Taking Meds 'Dial M For Meds' album review by Ryan Meyer for Northern Transmissions. The band's LP is now out via Smartpunk Records

7.5

Dial M For Meds

Taking Meds

Dial M for Meds, the fourth album from the New York City-based Taking Meds, arrived Friday, bringing with it a record of concise rock and roll tunes. The band’s full-length is now out via Smartpunk Records (M.A.G.S.).

There’s not an easier way to describe the record than that of pure rock descent. You’d be hard- pressed to find an instrument other than the two electric guitars, drums, bass and vocals.

This album never really slows down. There’s no mid-album acoustic fingerpicking speculation, no piano hooks or attempts at anything other than what remains. It’s clear that with Dial M for Meds, Taking Meds wanted to really just let it rip, and let it rip they did. While the gain on the
guitars and shouty vocals make the songs punch, their speeds ensure that it’s a breezy, fun listen.

A wordy one, too. The group tackles common issues for 20-somethings like feeling stuck in life or realizing that making dreams come true takes work. Take “Long Tooth,” for example. “I’m as free as a bird now if you want to know the truth/ Just an iron rooster spinning on a roof.” Some bird, huh? Rock and punk is best delivered in realistic, layman’s terms, and Taking Meds waste no words throughout this record.

They break the fourth wall, too, momentarily.
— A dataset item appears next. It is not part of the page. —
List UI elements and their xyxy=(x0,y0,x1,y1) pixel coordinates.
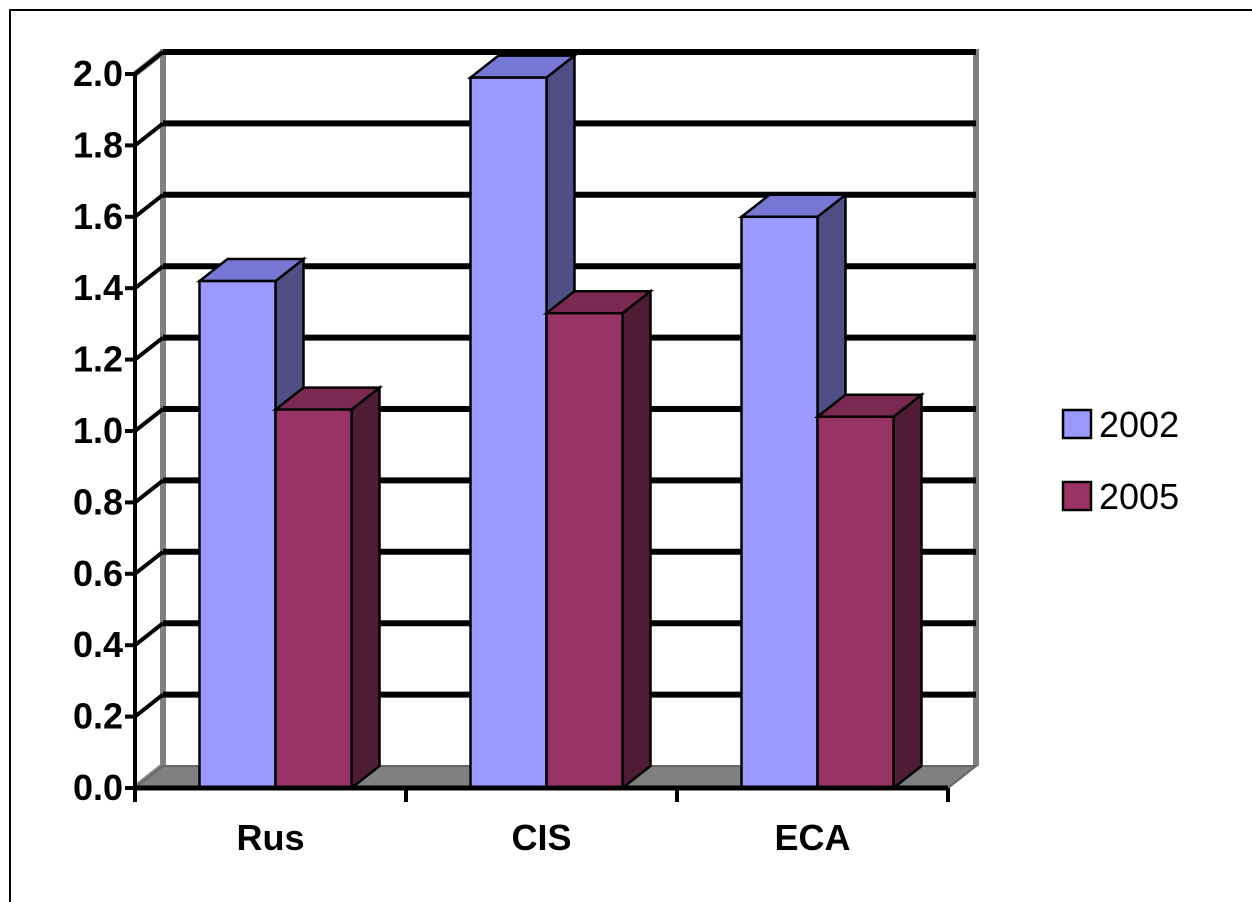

In “Long Tooth” vocalist Skylar Sarkis sings “Just ‘cause it’s in the song it don’t mean it’s off my chest,” which is an incredible observation on the act of songwriting and how it can vary from person to person.

Taking Meds really nail it in “The Other End,” where the guitar interplay and vocal harmonies especially shine. It’s a song about putting the cart before the horse, spending so much time dreaming that the mission can be lost: “And I spent so much time/ waiting to be interviewed/ that I realized that I had nothing to tell you.” See also: “And the movie that I’ll make/ starring all of my friends/ it takes place where I grew up/ still in pre-production.”

This sense of listlessness and the abandonment of youth abandon are cast upon canvases of raw, carefully tamed and flawlessly played rock and roll, making Dial M for Meds an addition to a canon of well-trodden, yet never fully plundered ground.